Position
Berlin – 26. September 2019
Im August dieses Jahres legte das Verkehrsministerium einen Entwurf einer neuen Straßenverkehrsordnung vor. In dem Schriftstück empfiehlt das Ministerium, Busspuren auch für Fahrgemeinschaften und E-Tretroller zu öffnen. Was als große Geste mutmaßt, ist jedoch in der Realität schwer umzusetzen.

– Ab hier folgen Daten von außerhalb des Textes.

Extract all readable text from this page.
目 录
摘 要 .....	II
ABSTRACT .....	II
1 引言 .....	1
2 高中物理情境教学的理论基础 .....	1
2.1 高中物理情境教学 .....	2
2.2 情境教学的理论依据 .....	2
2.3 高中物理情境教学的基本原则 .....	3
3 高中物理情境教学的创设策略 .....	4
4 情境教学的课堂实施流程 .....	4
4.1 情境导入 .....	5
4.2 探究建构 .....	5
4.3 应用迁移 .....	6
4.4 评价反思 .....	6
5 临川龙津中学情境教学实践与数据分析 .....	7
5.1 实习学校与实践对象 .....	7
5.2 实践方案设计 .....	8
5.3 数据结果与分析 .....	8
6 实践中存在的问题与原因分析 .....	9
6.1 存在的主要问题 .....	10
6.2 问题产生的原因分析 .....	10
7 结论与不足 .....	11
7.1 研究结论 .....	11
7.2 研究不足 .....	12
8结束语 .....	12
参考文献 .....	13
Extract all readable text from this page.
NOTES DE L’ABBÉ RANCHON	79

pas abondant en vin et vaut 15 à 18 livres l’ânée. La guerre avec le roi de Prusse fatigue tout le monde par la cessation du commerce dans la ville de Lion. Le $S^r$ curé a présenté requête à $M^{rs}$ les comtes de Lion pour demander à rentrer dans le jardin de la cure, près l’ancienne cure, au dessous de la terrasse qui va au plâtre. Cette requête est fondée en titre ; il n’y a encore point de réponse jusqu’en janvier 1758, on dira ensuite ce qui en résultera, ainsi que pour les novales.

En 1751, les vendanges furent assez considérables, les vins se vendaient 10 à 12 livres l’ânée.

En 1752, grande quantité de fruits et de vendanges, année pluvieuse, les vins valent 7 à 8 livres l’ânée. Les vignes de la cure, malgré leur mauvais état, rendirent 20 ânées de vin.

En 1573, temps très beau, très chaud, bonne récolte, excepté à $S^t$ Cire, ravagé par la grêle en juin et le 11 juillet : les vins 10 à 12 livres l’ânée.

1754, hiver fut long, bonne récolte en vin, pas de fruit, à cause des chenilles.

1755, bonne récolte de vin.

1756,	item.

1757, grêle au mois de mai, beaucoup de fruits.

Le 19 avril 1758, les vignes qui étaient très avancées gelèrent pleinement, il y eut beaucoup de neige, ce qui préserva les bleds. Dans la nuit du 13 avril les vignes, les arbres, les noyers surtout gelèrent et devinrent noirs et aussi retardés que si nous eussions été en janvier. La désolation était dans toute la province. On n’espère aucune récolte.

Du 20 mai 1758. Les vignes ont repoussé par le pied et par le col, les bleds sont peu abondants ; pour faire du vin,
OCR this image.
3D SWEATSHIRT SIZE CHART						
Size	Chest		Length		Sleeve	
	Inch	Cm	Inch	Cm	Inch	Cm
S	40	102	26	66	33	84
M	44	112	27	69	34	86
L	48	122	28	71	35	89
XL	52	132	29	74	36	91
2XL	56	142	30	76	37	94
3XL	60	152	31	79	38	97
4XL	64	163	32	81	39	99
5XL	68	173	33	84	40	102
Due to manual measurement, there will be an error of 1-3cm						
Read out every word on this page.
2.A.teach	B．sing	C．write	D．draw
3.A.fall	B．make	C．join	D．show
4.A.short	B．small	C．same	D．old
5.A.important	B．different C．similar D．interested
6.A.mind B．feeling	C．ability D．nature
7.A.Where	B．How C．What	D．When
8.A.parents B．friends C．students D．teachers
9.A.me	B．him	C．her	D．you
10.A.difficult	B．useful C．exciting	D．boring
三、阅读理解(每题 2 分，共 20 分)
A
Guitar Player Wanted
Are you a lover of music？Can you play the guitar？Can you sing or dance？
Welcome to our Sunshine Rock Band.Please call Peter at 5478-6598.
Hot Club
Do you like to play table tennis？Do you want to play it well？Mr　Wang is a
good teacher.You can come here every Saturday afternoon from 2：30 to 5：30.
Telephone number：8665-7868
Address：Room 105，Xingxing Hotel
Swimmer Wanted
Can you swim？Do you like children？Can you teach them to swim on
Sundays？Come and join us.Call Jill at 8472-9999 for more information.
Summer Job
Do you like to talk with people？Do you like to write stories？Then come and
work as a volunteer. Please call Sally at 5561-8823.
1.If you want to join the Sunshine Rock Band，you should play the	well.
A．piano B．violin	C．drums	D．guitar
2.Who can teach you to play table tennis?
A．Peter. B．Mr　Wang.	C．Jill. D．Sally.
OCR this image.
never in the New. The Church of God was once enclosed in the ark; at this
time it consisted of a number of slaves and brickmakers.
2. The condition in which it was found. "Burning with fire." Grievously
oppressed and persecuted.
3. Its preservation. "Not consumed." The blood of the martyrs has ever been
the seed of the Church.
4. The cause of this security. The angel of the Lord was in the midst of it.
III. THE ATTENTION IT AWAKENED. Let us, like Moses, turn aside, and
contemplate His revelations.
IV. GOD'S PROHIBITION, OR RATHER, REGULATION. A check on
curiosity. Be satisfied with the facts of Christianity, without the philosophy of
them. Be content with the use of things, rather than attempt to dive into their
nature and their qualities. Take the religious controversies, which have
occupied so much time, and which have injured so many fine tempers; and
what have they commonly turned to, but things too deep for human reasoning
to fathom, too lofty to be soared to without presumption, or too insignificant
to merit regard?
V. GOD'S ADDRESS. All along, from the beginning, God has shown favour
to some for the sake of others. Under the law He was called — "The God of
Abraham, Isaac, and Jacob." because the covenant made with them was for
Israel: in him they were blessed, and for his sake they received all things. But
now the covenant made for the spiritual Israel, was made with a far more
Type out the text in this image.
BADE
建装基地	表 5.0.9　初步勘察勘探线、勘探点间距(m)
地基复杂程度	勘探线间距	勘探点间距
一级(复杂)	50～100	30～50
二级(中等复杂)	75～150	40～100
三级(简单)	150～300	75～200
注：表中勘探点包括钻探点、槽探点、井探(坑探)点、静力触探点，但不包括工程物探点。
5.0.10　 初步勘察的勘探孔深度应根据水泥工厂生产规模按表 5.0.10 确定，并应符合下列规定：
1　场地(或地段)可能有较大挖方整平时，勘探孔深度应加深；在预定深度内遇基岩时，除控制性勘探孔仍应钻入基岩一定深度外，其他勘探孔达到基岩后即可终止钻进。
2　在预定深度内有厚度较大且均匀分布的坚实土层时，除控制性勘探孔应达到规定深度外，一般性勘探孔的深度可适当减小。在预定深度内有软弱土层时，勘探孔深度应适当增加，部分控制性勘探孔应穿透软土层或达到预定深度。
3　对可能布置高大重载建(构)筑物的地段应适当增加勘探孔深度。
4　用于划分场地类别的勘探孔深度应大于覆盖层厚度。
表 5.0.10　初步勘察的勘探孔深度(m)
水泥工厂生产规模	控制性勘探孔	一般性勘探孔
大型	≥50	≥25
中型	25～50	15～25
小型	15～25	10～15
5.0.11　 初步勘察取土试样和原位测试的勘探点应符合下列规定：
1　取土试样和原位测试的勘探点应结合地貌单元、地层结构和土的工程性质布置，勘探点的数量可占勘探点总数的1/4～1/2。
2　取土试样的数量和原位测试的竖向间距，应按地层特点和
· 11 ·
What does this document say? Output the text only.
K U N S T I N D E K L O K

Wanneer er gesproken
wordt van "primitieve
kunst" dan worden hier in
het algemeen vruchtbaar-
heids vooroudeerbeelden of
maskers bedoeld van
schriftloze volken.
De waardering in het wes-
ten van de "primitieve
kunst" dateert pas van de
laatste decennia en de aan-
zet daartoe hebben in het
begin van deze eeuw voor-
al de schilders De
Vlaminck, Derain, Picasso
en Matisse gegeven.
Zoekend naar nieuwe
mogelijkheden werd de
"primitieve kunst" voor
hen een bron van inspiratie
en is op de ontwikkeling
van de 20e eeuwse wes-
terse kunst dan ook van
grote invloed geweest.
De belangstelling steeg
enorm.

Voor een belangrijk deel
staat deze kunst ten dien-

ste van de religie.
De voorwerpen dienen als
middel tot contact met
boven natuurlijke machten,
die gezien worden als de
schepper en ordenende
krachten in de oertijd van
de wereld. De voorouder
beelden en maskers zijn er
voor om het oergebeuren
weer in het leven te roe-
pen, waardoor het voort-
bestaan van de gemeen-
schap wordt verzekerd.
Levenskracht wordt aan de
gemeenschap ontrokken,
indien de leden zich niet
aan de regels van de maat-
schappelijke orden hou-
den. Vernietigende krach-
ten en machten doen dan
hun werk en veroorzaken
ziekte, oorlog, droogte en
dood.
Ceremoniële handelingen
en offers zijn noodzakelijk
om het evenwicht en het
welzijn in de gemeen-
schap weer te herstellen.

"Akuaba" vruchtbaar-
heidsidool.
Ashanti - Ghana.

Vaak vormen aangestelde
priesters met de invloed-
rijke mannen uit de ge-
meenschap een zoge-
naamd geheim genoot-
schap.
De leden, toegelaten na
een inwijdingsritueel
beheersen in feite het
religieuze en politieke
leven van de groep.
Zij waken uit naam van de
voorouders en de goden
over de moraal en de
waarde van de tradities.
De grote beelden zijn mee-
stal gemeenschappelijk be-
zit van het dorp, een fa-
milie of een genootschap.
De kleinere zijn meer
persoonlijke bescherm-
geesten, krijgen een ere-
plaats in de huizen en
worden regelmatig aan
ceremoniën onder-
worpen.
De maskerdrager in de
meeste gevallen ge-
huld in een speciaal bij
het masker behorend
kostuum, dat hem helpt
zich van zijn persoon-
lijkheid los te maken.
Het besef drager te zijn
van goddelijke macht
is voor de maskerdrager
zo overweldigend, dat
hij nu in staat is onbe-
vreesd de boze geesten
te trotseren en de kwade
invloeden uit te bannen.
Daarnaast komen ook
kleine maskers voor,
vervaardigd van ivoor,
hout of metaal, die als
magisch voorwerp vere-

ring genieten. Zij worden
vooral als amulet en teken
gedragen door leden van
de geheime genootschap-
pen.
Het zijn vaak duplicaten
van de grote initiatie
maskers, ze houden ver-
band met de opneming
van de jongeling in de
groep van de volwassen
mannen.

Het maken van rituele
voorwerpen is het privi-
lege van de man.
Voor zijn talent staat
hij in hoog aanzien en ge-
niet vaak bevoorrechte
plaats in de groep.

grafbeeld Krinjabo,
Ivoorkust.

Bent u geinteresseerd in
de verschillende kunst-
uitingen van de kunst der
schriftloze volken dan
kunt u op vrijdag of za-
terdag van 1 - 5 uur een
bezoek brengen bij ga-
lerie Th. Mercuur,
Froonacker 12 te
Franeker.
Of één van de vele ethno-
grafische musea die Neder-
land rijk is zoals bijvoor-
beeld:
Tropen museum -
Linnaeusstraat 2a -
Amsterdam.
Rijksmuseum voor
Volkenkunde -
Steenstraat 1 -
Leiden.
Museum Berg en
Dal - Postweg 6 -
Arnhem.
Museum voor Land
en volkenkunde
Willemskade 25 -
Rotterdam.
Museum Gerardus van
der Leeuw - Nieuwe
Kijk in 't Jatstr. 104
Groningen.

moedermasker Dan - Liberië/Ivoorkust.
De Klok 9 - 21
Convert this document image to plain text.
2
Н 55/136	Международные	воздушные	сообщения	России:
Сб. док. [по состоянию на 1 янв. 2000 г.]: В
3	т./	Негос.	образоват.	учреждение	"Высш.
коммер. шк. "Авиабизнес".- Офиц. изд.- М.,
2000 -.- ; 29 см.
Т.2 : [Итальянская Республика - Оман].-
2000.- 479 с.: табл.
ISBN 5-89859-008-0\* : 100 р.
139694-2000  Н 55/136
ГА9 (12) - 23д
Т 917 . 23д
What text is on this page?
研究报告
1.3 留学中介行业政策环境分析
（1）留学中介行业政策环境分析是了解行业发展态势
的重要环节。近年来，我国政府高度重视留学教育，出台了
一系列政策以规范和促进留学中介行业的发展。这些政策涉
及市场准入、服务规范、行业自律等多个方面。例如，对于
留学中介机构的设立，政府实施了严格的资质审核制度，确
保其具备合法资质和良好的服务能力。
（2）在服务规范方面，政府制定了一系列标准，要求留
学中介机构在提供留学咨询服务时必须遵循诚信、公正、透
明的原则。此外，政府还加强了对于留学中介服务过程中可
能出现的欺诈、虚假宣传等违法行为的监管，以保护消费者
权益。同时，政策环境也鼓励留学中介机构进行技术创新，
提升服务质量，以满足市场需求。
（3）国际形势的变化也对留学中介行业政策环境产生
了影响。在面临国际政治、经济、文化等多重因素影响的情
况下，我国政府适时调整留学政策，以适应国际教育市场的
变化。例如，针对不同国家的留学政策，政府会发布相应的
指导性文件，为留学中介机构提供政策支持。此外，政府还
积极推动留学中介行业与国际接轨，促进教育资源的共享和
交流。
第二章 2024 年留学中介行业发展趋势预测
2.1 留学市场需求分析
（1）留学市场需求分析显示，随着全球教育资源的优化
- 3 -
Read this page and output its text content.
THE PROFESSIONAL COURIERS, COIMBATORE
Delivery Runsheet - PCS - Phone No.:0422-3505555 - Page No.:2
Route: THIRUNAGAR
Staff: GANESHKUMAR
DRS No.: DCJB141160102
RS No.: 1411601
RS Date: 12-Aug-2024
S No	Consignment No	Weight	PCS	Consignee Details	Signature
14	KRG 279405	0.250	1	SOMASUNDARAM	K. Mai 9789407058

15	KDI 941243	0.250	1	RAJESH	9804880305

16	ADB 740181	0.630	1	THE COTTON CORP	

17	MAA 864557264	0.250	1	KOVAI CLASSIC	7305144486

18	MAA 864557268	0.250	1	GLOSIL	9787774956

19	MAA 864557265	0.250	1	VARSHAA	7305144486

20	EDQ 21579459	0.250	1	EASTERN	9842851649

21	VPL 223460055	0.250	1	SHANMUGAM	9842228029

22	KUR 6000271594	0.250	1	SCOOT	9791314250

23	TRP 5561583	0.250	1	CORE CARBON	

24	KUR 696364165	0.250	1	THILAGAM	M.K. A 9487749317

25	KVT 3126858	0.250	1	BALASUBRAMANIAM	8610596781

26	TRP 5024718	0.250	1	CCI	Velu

Das Verkehrsministerium unter der Führung des CSU-Politikers Andreas Scheuer hat im August 2019 eine neue Straßenverkehrsordnung (StVO) vorgestellt. Im Speziellen nimmt das Schriftstück die Sicherheit von Zweiradfahrern und die Förderung von klimafreundlichen Verkehrsmitteln in den Fokus. Hintergrund des Vorstoßes ist das drohende Verfehlen der EU-Klimaziele für das Jahr 2030. Schließlich können diese nur erreicht werden, wenn sich die Bürgerinnen und Bürger häufiger mit nachhaltigen Verkehrsträgern fortbewegen und so dazu beitragen, dass der CO2-Ausstoß deutlich sinkt. Die redigierte Straßenverkehrsordnung deutet an, wie sich der Straßenverkehr noch dieses Jahr ändern könnte – möglicherweise zum Nachteil des Öffentlichen Personennahverkehrs (ÖPNV).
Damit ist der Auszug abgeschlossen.